Mr. Winters waited on them fussily, urging one thing and another. “Here’s some pretty newfangled things,” he said, hurrying from one cardboard box to another. “Doggone, where are they? I had my hand right on ’em a minute ago — costoom jewelry they call it. It looks almost real.”
“No, thank you, Mr. Winters,” said Rose. She did not call Rob’s parents Mother and Father. She was no warmer to them than she ever had been.
They cut and sewed the stuffs together, quiet plodding sewing. It was like sewing under a gray sky. Her mother would have hated these dull colors. “Where is that flowered lawn Mother made you?” Joan asked suddenly. That day it had slipped over Rose’s head like a shower of plucked flowers.
“I still have it,” said Rose. “I haven’t really worn it much. It wasn’t a very practical dress,” she added after a moment.
Joan did not answer. Rebellion against this sewing, against this marriage, this life Rob had chosen, rushed up, a heat in her body. Her hands felt stiff with unwillingness. She stood up suddenly and the stuff and the spool and the scissors fell to the floor.
“I’ve just remembered something I forgot,” she said abruptly to Rose’s calm, upturned eyes, and whirled out of the room in long-legged haste. But before she could get to her own room she heard the front door downstairs open and a voice shot clearly up to her ears. “Where’s Rose? Rose — Rose!” it called loudly.

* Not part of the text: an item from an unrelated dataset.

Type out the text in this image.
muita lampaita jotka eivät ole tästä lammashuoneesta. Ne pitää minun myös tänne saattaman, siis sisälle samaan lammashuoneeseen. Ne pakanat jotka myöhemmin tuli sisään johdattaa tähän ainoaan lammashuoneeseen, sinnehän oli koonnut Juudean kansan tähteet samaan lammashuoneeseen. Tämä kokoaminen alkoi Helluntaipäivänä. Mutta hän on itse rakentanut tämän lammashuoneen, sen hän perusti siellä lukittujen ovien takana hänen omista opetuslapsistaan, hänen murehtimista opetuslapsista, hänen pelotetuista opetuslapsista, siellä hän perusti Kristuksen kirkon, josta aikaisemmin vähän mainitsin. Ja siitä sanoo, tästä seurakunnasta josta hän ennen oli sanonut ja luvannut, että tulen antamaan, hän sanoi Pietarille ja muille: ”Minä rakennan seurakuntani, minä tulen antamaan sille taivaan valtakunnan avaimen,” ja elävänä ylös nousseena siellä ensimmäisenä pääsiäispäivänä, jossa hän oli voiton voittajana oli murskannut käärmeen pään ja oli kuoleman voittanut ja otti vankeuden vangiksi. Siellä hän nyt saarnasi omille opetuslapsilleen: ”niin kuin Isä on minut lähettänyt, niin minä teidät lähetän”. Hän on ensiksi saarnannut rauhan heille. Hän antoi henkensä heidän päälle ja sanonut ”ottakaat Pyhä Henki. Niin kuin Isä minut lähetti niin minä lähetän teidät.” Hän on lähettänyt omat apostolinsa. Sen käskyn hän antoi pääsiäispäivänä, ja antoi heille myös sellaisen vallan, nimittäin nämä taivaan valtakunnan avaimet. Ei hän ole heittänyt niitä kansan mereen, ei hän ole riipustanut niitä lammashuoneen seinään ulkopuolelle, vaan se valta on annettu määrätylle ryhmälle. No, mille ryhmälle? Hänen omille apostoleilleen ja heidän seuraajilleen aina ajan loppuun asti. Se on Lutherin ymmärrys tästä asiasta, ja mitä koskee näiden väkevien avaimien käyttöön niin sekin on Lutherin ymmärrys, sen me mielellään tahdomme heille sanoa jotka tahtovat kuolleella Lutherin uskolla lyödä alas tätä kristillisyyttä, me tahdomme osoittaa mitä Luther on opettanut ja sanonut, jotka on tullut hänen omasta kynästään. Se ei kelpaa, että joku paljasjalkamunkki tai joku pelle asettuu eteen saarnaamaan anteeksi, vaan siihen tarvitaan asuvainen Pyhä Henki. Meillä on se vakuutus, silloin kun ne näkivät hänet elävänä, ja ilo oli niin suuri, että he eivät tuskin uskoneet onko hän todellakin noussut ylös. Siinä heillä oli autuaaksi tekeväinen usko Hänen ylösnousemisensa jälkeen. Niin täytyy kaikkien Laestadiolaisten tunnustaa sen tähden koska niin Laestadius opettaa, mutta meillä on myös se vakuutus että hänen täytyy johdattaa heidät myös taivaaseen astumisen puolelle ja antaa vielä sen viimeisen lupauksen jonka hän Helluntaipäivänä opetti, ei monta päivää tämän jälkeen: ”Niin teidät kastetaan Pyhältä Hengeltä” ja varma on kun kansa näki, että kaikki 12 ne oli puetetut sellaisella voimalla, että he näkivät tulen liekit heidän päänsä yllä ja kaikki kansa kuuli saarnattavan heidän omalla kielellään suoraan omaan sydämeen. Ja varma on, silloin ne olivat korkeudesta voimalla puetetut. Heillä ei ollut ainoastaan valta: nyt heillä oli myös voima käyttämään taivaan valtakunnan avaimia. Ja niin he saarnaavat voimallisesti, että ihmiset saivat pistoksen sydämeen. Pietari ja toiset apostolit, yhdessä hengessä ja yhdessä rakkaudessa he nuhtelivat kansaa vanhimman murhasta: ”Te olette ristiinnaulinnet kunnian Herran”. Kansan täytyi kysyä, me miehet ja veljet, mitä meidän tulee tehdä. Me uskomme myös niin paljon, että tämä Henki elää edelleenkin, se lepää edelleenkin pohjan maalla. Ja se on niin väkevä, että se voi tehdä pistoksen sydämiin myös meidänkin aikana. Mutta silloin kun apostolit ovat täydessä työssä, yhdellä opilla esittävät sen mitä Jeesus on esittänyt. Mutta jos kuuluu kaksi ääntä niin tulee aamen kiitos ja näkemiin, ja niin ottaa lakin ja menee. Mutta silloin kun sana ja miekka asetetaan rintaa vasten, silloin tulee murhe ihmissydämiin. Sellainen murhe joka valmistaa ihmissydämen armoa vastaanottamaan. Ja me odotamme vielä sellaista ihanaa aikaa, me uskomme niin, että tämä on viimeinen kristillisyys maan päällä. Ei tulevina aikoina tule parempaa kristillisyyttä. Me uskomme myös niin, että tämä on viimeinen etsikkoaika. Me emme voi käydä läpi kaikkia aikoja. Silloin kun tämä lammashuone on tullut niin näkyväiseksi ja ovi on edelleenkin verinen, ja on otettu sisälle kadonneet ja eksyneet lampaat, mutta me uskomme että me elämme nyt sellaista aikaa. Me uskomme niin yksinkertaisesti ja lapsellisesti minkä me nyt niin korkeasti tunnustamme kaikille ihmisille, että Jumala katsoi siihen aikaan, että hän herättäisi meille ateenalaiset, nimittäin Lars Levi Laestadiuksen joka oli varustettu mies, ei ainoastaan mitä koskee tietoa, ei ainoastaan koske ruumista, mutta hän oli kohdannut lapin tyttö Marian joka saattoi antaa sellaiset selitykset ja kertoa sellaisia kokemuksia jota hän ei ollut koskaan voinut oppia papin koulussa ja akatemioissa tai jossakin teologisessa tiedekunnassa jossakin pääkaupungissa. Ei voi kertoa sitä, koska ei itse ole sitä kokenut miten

It was Mrs. Winters. But when Rose came out of her room, she cried at Joan, leaning over the balustrade, looking down. Mrs. Winters was slapping a letter she held in her right hand with her plump left hand. It was so plump her gold wedding ring was deeply imbedded in her finger. “Joan, what’s this about Rob and Rose? I don’t say anything about their marrying and I didn’t say a word about Rob’s being a minister — he’ll always be poor, and I’ve nothing to leave him — Mr. Winters and I — but to go to China’s something else! I don’t believe Rob’d have thought of it by himself — it’s Rose—” Her voice filled the hall, strident, sharp, rising up the stairs. In the kitchen the dishes Hannah was washing stopped rattling. Then the door of the study opened and the priest of God stayed her angry voice. He stood, sudden and tall, his hand uplifted against her to silence her. “Do you mean you are not willing for your son to follow his call?” he asked.
Across the strident heat of her voice, his voice fell like a sword of ice, silencing her. But she was not used to silence. “You’re a good man,” she retorted, “but you don’t understand. Rob’s my only boy. Rob’s always been too enthusiastic — emotional — his father’s emotional. If it hadn’t been for me, Mr. Winters would have been here, there and everywhere. He wanted to go out on a gold rush once when he was a boy not any older than Rob is now — Why, once he wanted to throw up his good general store and go into automobiles! Rob’s just like him. They hate to listen.”